Sundance Special Jury Prize-winning documentary on identical triplets reunited at age 19 and the dark secret behind their initial separation.
"New York, 1980: Three complete strangers — Bobby Shafran, Eddy Galland, and David Kellman — make the astounding discovery that they are identical triplets. Separated at birth, adopted, and raised by three different families, the 19-year-olds are reunited by chance. Their story sets the tabloids on fire, and the triplets suddenly become famous around the world. The brothers forge a relationship and become fast friends. They move in together in a swinging bachelor pad and open a restaurant that skyrockets to success. The toast of Manhattan, the triplets are living the high life. But their fairy-tale reunion sets off a chain of events that ultimately unearths an extraordinary and sinister secret that could answer controversial questions at the heart of human behaviour." (Sundance Film Festival)
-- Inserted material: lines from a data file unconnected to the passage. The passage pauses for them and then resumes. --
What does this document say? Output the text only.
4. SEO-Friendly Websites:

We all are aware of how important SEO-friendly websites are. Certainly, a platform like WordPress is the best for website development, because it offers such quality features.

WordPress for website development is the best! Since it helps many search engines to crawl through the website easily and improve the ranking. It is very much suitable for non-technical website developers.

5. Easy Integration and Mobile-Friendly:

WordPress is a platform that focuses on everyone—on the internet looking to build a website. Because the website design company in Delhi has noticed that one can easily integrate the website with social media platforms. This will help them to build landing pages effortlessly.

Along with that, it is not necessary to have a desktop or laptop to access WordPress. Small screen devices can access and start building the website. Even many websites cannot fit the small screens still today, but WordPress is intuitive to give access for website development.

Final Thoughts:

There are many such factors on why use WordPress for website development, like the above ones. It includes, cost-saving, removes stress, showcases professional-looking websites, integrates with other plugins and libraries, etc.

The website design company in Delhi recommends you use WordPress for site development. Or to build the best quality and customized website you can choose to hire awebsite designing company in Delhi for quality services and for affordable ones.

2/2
Winner of the Special Jury Prize (Documentary), 2018 Sundance Film Festival
Like many documentaries, to divulge too much of the subject matter of Three Identical Strangers, returning after wowing festival audiences, would diminish its impact. Suffice to say, this tale of identical triplets reunited after being adopted out to three different families—their connection to one another unbeknownst to parents and kids alike—packs more punches than simply the novelty factor that made momentary celebrities out of the three young men in question.
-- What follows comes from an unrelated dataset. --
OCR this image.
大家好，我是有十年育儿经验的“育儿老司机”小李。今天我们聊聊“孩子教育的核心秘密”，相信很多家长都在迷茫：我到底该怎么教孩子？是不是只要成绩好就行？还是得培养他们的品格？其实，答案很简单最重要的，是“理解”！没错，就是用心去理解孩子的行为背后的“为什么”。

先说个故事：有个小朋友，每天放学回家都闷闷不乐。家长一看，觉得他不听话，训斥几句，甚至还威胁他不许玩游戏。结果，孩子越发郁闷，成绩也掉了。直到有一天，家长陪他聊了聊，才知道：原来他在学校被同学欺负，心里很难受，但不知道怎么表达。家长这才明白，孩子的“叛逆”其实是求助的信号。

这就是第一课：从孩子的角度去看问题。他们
A gripping, stranger-than-fiction account of a real-world medical conspiracy, the film begins as a human-interest story and builds to an impressive work of investigative journalism into how and why they were placed with the families who raised them.
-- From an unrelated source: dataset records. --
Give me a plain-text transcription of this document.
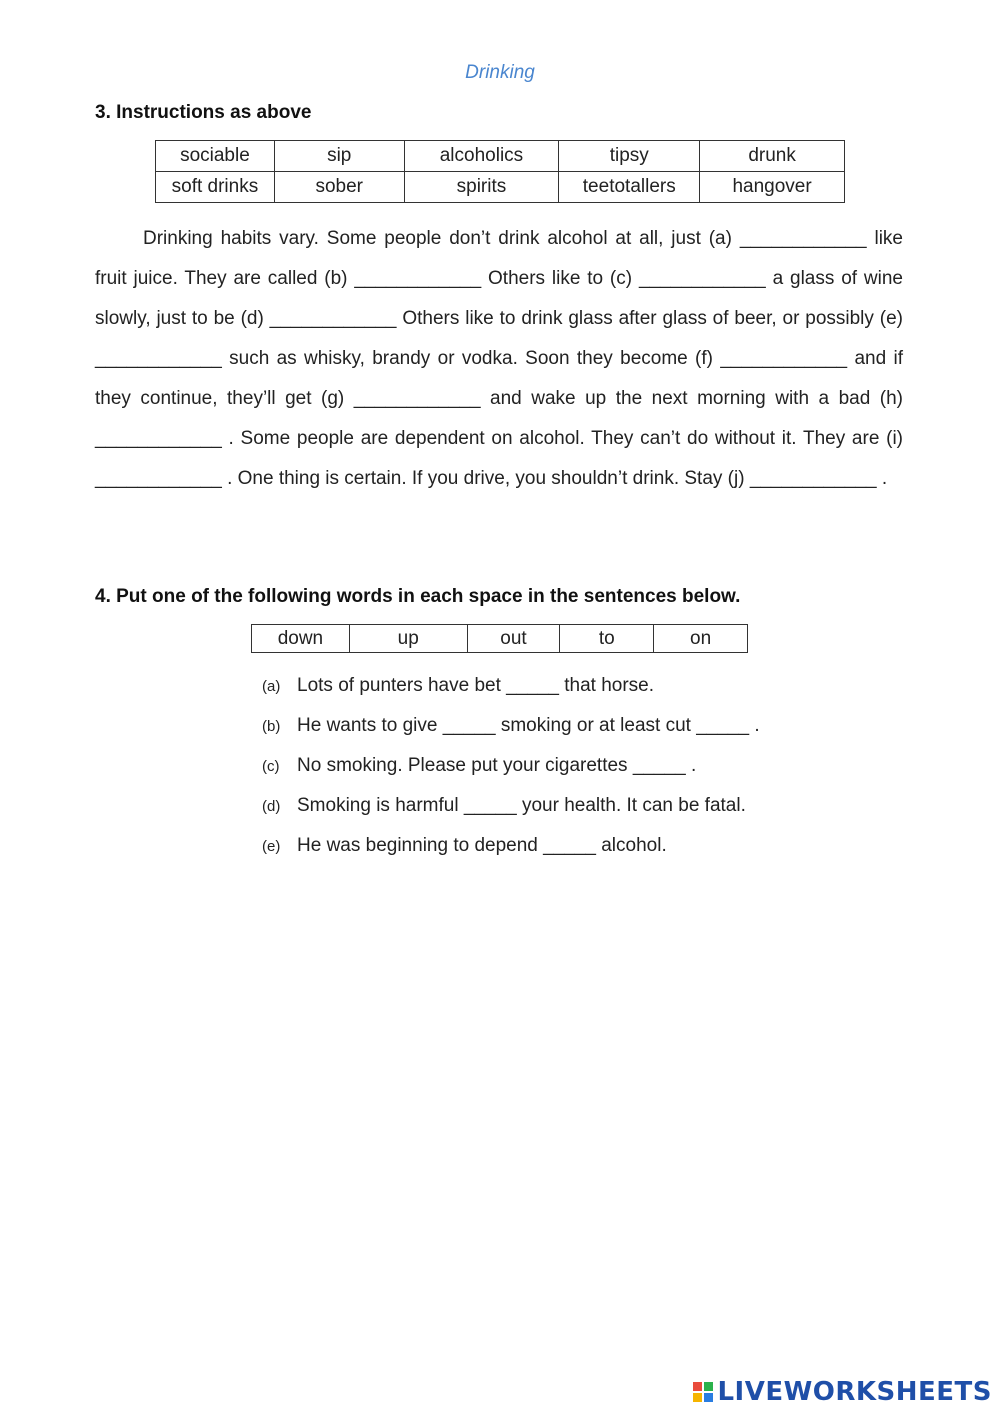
Drinking
3. Instructions as above
sociable	sip	alcoholics	tipsy	drunk
soft drinks	sober	spirits	teetotallers	hangover
Drinking habits vary. Some people don’t drink alcohol at all, just (a) ____________ like fruit juice. They are called (b) ____________ Others like to (c) ____________ a glass of wine slowly, just to be (d) ____________ Others like to drink glass after glass of beer, or possibly (e) ____________ such as whisky, brandy or vodka. Soon they become (f) ____________ and if they continue, they’ll get (g) ____________ and wake up the next morning with a bad (h) ____________ . Some people are dependent on alcohol. They can’t do without it. They are (i) ____________ . One thing is certain. If you drive, you shouldn’t drink. Stay (j) ____________ .
4. Put one of the following words in each space in the sentences below.
down	up	out	to	on
(a) Lots of punters have bet _____ that horse.
(b) He wants to give _____ smoking or at least cut _____ .
(c) No smoking. Please put your cigarettes _____ .
(d) Smoking is harmful _____ your health. It can be fatal.
(e) He was beginning to depend _____ alcohol.
LIVEWORKSHEETS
Three Identical Strangers does a solid job laying out a story that's both remarkable and repulsive in equal measures, a window into the peculiar bonding of twins that holds appeal for the same reasons that inspired the medical research in the first place.
Three Identical Strangers is shocking, thrilling, and wildly entertaining, but it's also incredibly moving, leaving a lasting impression that you won't easily shake. I have a feeling this is a film we're going to be talking about for a long time to come.